Adicionalmente, a partir do momento que há IVA diferenciado, há espaço para os diversos lóbis se mexerem. Exigir um IVA mais baixo é muito mais fácil, apesar de ser equivalente, do que pedir um subsídio. É muito mais fácil aos clubes de futebol exigir que os bilhetes de futebol tenham IVA reduzido do que exigir um aumento de subsídios. E, de certa forma, têm razão. Se há espectáculos com IVA reduzido, porque não há-de o espectáculo de futebol ter um IVA mais baixo também?

Basta olhar para IVA de vários produtos e serviços para perceber a actuação dos lóbis. Se for a um restaurante de luxo, o IVA que é pago é de 13%. Se beber uma cerveja, paga 23% de IVA, já se beber um vinho de 150€ paga apenas 13%. Ou seja, andamos a subsidiar gastos supérfluos de gente rica. Exemplos destes abundam. Como disse, convido quem me lê a ir ver a lista dos produtos e serviços que pagam a taxa reduzida ou intermédia do IVA. Se o fizer vai, por exemplo, descobrir que, se contratar um serviço completo, que inclui o caixão e flores, a uma agência funerária, não paga IVA. Mas já pagará 23% de IVA pelo caixão e pelas flores, caso não os compre à agência.
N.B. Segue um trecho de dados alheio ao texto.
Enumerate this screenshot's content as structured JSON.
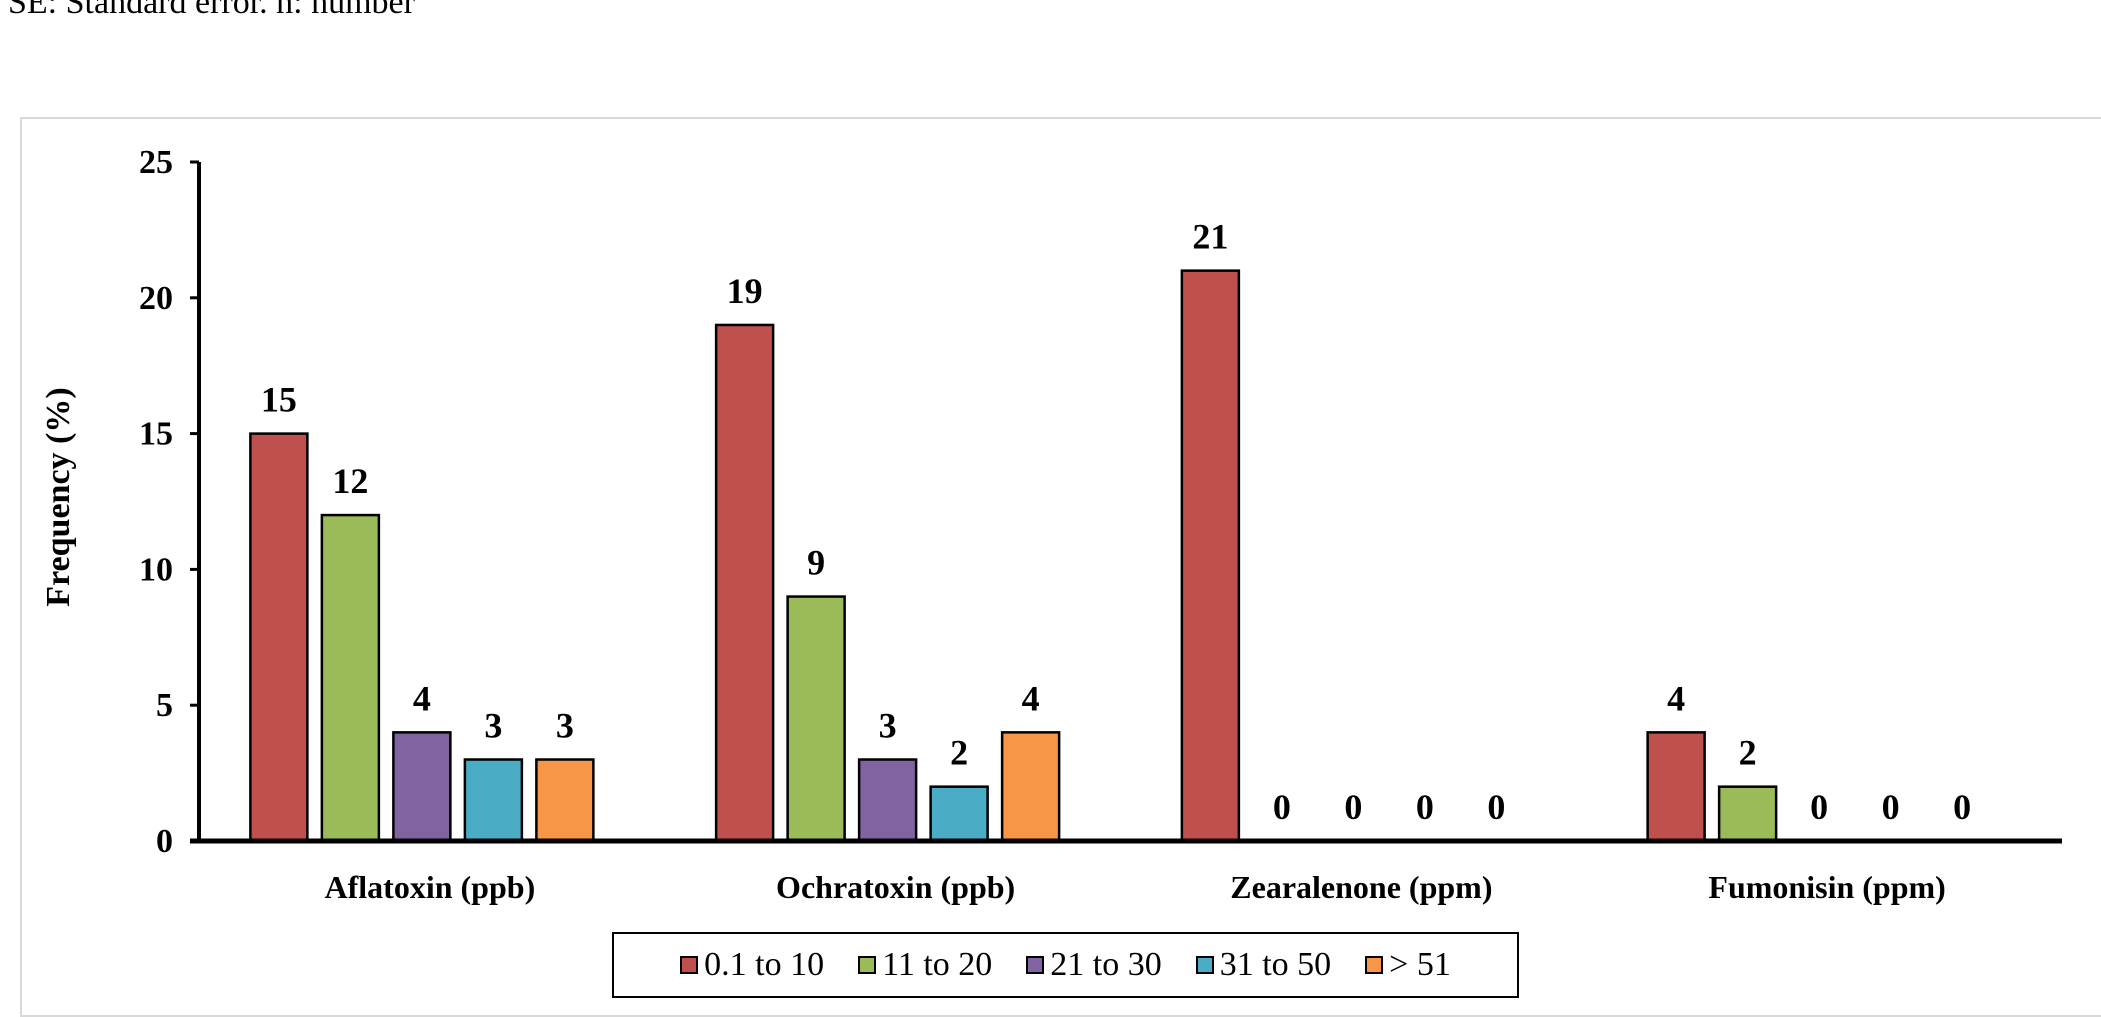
{
  "page": {
    "caption": "SE: Standard error. n: number"
  },
  "chart_data": {
    "type": "bar",
    "title": "",
    "xlabel": "",
    "ylabel": "Frequency (%)",
    "ylim": [
      0,
      25
    ],
    "yticks": [
      "0",
      "5",
      "10",
      "15",
      "20",
      "25"
    ],
    "grid": false,
    "legend_position": "bottom",
    "categories": [
      "Aflatoxin (ppb)",
      "Ochratoxin (ppb)",
      "Zearalenone (ppm)",
      "Fumonisin (ppm)"
    ],
    "series": [
      {
        "name": "0.1 to 10",
        "color": "#c0504d",
        "values": [
          15,
          19,
          21,
          4
        ]
      },
      {
        "name": "11 to 20",
        "color": "#9bbb59",
        "values": [
          12,
          9,
          0,
          2
        ]
      },
      {
        "name": "21 to 30",
        "color": "#8064a2",
        "values": [
          4,
          3,
          0,
          0
        ]
      },
      {
        "name": "31 to 50",
        "color": "#4bacc6",
        "values": [
          3,
          2,
          0,
          0
        ]
      },
      {
        "name": "> 51",
        "color": "#f79646",
        "values": [
          3,
          4,
          0,
          0
        ]
      }
    ]
  }
}
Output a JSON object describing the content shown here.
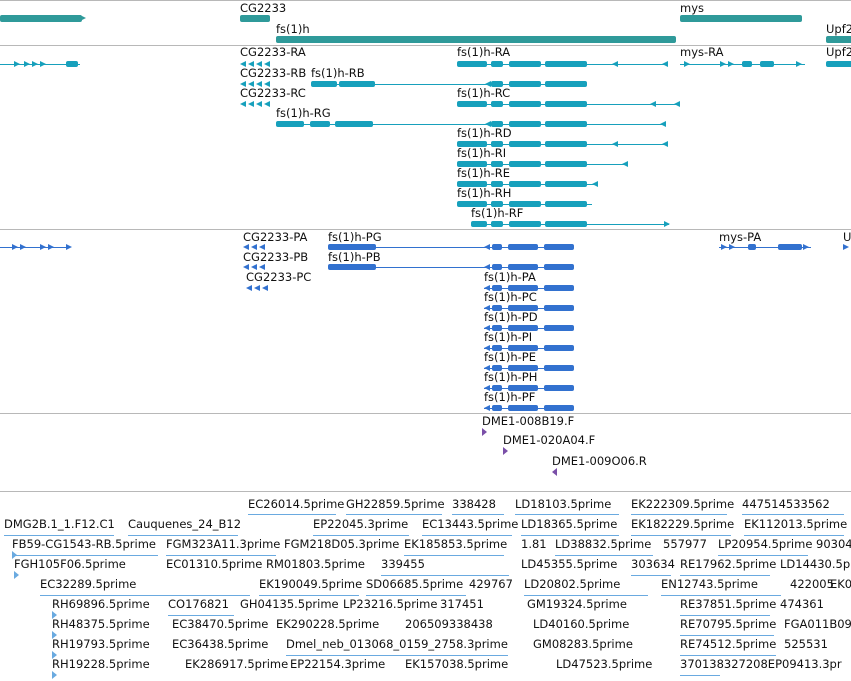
{
  "colors": {
    "gene": "#2f9a9a",
    "transcript": "#17a0bc",
    "cds": "#3271cf",
    "clone": "#7a4fa8",
    "est": "#6aaae0",
    "separator": "#b8b8b8"
  },
  "genes_track": {
    "labels": [
      {
        "id": "g1",
        "text": "CG2233"
      },
      {
        "id": "g2",
        "text": "fs(1)h"
      },
      {
        "id": "g3",
        "text": "mys"
      },
      {
        "id": "g4",
        "text": "Upf2"
      }
    ]
  },
  "transcripts_track": {
    "labels": [
      {
        "id": "t1",
        "text": "CG2233-RA"
      },
      {
        "id": "t2",
        "text": "fs(1)h-RA"
      },
      {
        "id": "t3",
        "text": "mys-RA"
      },
      {
        "id": "t4",
        "text": "Upf2"
      },
      {
        "id": "t5",
        "text": "CG2233-RB"
      },
      {
        "id": "t6",
        "text": "fs(1)h-RB"
      },
      {
        "id": "t7",
        "text": "CG2233-RC"
      },
      {
        "id": "t8",
        "text": "fs(1)h-RC"
      },
      {
        "id": "t9",
        "text": "fs(1)h-RG"
      },
      {
        "id": "t10",
        "text": "fs(1)h-RD"
      },
      {
        "id": "t11",
        "text": "fs(1)h-RI"
      },
      {
        "id": "t12",
        "text": "fs(1)h-RE"
      },
      {
        "id": "t13",
        "text": "fs(1)h-RH"
      },
      {
        "id": "t14",
        "text": "fs(1)h-RF"
      }
    ]
  },
  "cds_track": {
    "labels": [
      {
        "id": "c1",
        "text": "CG2233-PA"
      },
      {
        "id": "c2",
        "text": "fs(1)h-PG"
      },
      {
        "id": "c3",
        "text": "mys-PA"
      },
      {
        "id": "c4",
        "text": "U"
      },
      {
        "id": "c5",
        "text": "CG2233-PB"
      },
      {
        "id": "c6",
        "text": "fs(1)h-PB"
      },
      {
        "id": "c7",
        "text": "CG2233-PC"
      },
      {
        "id": "c8",
        "text": "fs(1)h-PA"
      },
      {
        "id": "c9",
        "text": "fs(1)h-PC"
      },
      {
        "id": "c10",
        "text": "fs(1)h-PD"
      },
      {
        "id": "c11",
        "text": "fs(1)h-PI"
      },
      {
        "id": "c12",
        "text": "fs(1)h-PE"
      },
      {
        "id": "c13",
        "text": "fs(1)h-PH"
      },
      {
        "id": "c14",
        "text": "fs(1)h-PF"
      }
    ]
  },
  "clones_track": {
    "labels": [
      {
        "id": "k1",
        "text": "DME1-008B19.F"
      },
      {
        "id": "k2",
        "text": "DME1-020A04.F"
      },
      {
        "id": "k3",
        "text": "DME1-009O06.R"
      }
    ]
  },
  "est_track": {
    "labels": [
      {
        "id": "e1",
        "text": "EC26014.5prime"
      },
      {
        "id": "e2",
        "text": "GH22859.5prime"
      },
      {
        "id": "e3",
        "text": "338428"
      },
      {
        "id": "e4",
        "text": "LD18103.5prime"
      },
      {
        "id": "e5",
        "text": "EK222309.5prime"
      },
      {
        "id": "e6",
        "text": "447514533562"
      },
      {
        "id": "e7",
        "text": "DMG2B.1_1.F12.C1"
      },
      {
        "id": "e8",
        "text": "Cauquenes_24_B12"
      },
      {
        "id": "e9",
        "text": "EP22045.3prime"
      },
      {
        "id": "e10",
        "text": "EC13443.5prime"
      },
      {
        "id": "e11",
        "text": "LD18365.5prime"
      },
      {
        "id": "e12",
        "text": "EK182229.5prime"
      },
      {
        "id": "e13",
        "text": "EK112013.5prime"
      },
      {
        "id": "e14",
        "text": "FB59-CG1543-RB.5prime"
      },
      {
        "id": "e15",
        "text": "FGM323A11.3prime"
      },
      {
        "id": "e16",
        "text": "FGM218D05.3prime"
      },
      {
        "id": "e17",
        "text": "EK185853.5prime"
      },
      {
        "id": "e18",
        "text": "1.81"
      },
      {
        "id": "e19",
        "text": "LD38832.5prime"
      },
      {
        "id": "e20",
        "text": "557977"
      },
      {
        "id": "e21",
        "text": "LP20954.5prime"
      },
      {
        "id": "e22",
        "text": "90304"
      },
      {
        "id": "e23",
        "text": "FGH105F06.5prime"
      },
      {
        "id": "e24",
        "text": "EC01310.5prime"
      },
      {
        "id": "e25",
        "text": "RM01803.5prime"
      },
      {
        "id": "e26",
        "text": "339455"
      },
      {
        "id": "e27",
        "text": "LD45355.5prime"
      },
      {
        "id": "e28",
        "text": "303634"
      },
      {
        "id": "e29",
        "text": "RE17962.5prime"
      },
      {
        "id": "e30",
        "text": "LD14430.5p"
      },
      {
        "id": "e31",
        "text": "EC32289.5prime"
      },
      {
        "id": "e32",
        "text": "EK190049.5prime"
      },
      {
        "id": "e33",
        "text": "SD06685.5prime"
      },
      {
        "id": "e34",
        "text": "429767"
      },
      {
        "id": "e35",
        "text": "LD20802.5prime"
      },
      {
        "id": "e36",
        "text": "EN12743.5prime"
      },
      {
        "id": "e37",
        "text": "422005"
      },
      {
        "id": "e38",
        "text": "EK0"
      },
      {
        "id": "e39",
        "text": "RH69896.5prime"
      },
      {
        "id": "e40",
        "text": "CO176821"
      },
      {
        "id": "e41",
        "text": "GH04135.5prime"
      },
      {
        "id": "e42",
        "text": "LP23216.5prime"
      },
      {
        "id": "e43",
        "text": "317451"
      },
      {
        "id": "e44",
        "text": "GM19324.5prime"
      },
      {
        "id": "e45",
        "text": "RE37851.5prime"
      },
      {
        "id": "e46",
        "text": "474361"
      },
      {
        "id": "e47",
        "text": "RH48375.5prime"
      },
      {
        "id": "e48",
        "text": "EC38470.5prime"
      },
      {
        "id": "e49",
        "text": "EK290228.5prime"
      },
      {
        "id": "e50",
        "text": "206509338438"
      },
      {
        "id": "e51",
        "text": "LD40160.5prime"
      },
      {
        "id": "e52",
        "text": "RE70795.5prime"
      },
      {
        "id": "e53",
        "text": "FGA011B09"
      },
      {
        "id": "e54",
        "text": "RH19793.5prime"
      },
      {
        "id": "e55",
        "text": "EC36438.5prime"
      },
      {
        "id": "e56",
        "text": "Dmel_neb_013068_0159_2758.3prime"
      },
      {
        "id": "e57",
        "text": "GM08283.5prime"
      },
      {
        "id": "e58",
        "text": "RE74512.5prime"
      },
      {
        "id": "e59",
        "text": "525531"
      },
      {
        "id": "e60",
        "text": "RH19228.5prime"
      },
      {
        "id": "e61",
        "text": "EK286917.5prime"
      },
      {
        "id": "e62",
        "text": "EP22154.3prime"
      },
      {
        "id": "e63",
        "text": "EK157038.5prime"
      },
      {
        "id": "e64",
        "text": "LD47523.5prime"
      },
      {
        "id": "e65",
        "text": "370138327208EP09413.3pr"
      }
    ]
  }
}
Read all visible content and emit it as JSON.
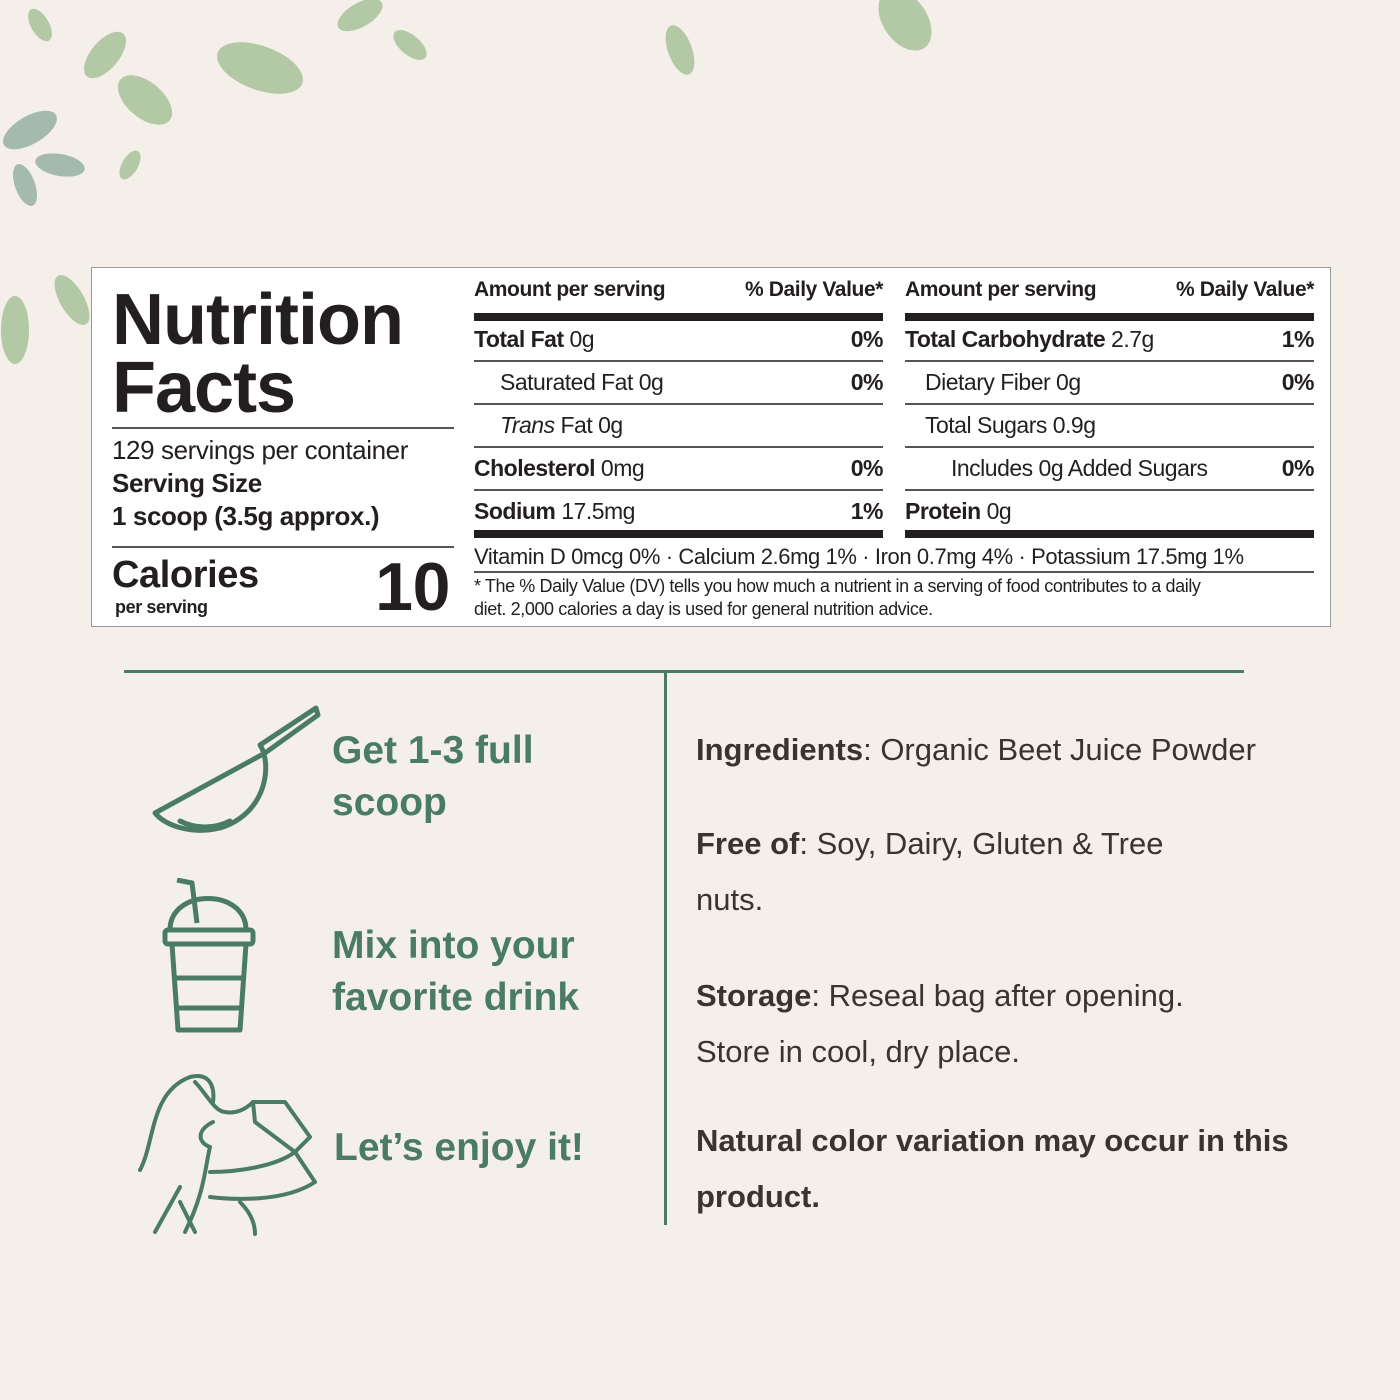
{
  "nutrition": {
    "title_line1": "Nutrition",
    "title_line2": "Facts",
    "servings": "129 servings per container",
    "serving_size_label": "Serving Size",
    "serving_size_value": "1 scoop (3.5g approx.)",
    "calories_label": "Calories",
    "calories_sub": "per serving",
    "calories_value": "10",
    "header_amount": "Amount per serving",
    "header_dv": "% Daily Value*",
    "left_rows": [
      {
        "name": "Total Fat",
        "amount": "0g",
        "dv": "0%"
      },
      {
        "name": "Saturated Fat",
        "amount": "0g",
        "dv": "0%"
      },
      {
        "name": "Trans",
        "name2": "Fat",
        "amount": "0g",
        "dv": ""
      },
      {
        "name": "Cholesterol",
        "amount": "0mg",
        "dv": "0%"
      },
      {
        "name": "Sodium",
        "amount": "17.5mg",
        "dv": "1%"
      }
    ],
    "right_rows": [
      {
        "name": "Total Carbohydrate",
        "amount": "2.7g",
        "dv": "1%"
      },
      {
        "name": "Dietary Fiber",
        "amount": "0g",
        "dv": "0%"
      },
      {
        "name": "Total Sugars",
        "amount": "0.9g",
        "dv": ""
      },
      {
        "name": "Includes 0g Added Sugars",
        "amount": "",
        "dv": "0%"
      },
      {
        "name": "Protein",
        "amount": "0g",
        "dv": ""
      }
    ],
    "vitamins": "Vitamin D 0mcg 0% · Calcium 2.6mg 1% · Iron 0.7mg 4% · Potassium 17.5mg 1%",
    "footnote_line1": "* The % Daily Value (DV) tells you how much a nutrient in a serving of food contributes to a daily",
    "footnote_line2": "diet. 2,000 calories a day is used for general nutrition advice."
  },
  "steps": [
    {
      "icon": "scoop-icon",
      "line1": "Get 1-3 full",
      "line2": "scoop"
    },
    {
      "icon": "cup-icon",
      "line1": "Mix into your",
      "line2": "favorite drink"
    },
    {
      "icon": "woman-drinking-icon",
      "line1": "Let’s enjoy it!"
    }
  ],
  "info": {
    "ingredients_label": "Ingredients",
    "ingredients_value": ": Organic Beet Juice Powder",
    "free_label": "Free of",
    "free_value": ": Soy, Dairy, Gluten & Tree",
    "free_value2": "nuts.",
    "storage_label": "Storage",
    "storage_value": ": Reseal bag after opening.",
    "storage_value2": "Store in cool, dry place.",
    "note_line1": "Natural color variation may occur in this",
    "note_line2": "product."
  },
  "colors": {
    "accent": "#4a7c63",
    "background": "#f5efea",
    "text": "#231f20"
  }
}
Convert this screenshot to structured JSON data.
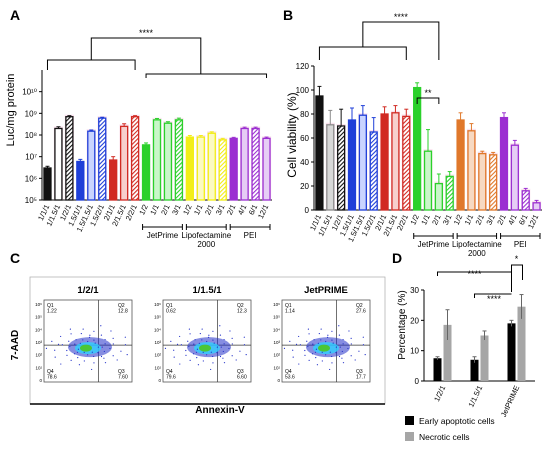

Mas, dado que a Ministra da Cultura usou a civilização como argumento contra as touradas, deixem-me que vos chame a atenção para aquilo que é um espantoso atraso civilizacional. As medicinas alternativas, como a homeopatia e outras palermices do género, também têm um estatuto privilegiado de IVA. Regredimos ao tempo dos vendedores de banha da cobra. Quando devíamos estar a discutir a legalidade deste tipo de fraudes ser vendido nas farmácias, estamos, pelo contrário, a subsidiá-lo e incentivá-lo. Se for comprar um medicamento homeopático, que é basicamente nada com água e açúcar, paga o mesmo IVA que paga por um Benuron: 6%.

Foi em 2016, por proposta do BE e do CDS, que os prestadores destes serviços fraudulentos passaram a estar isentos de IVA. E, com honestidade, se no futuro, cartomantes, bruxos e bruxas e astrólogos exigirem a mesma isenção, poderemos criticá-los?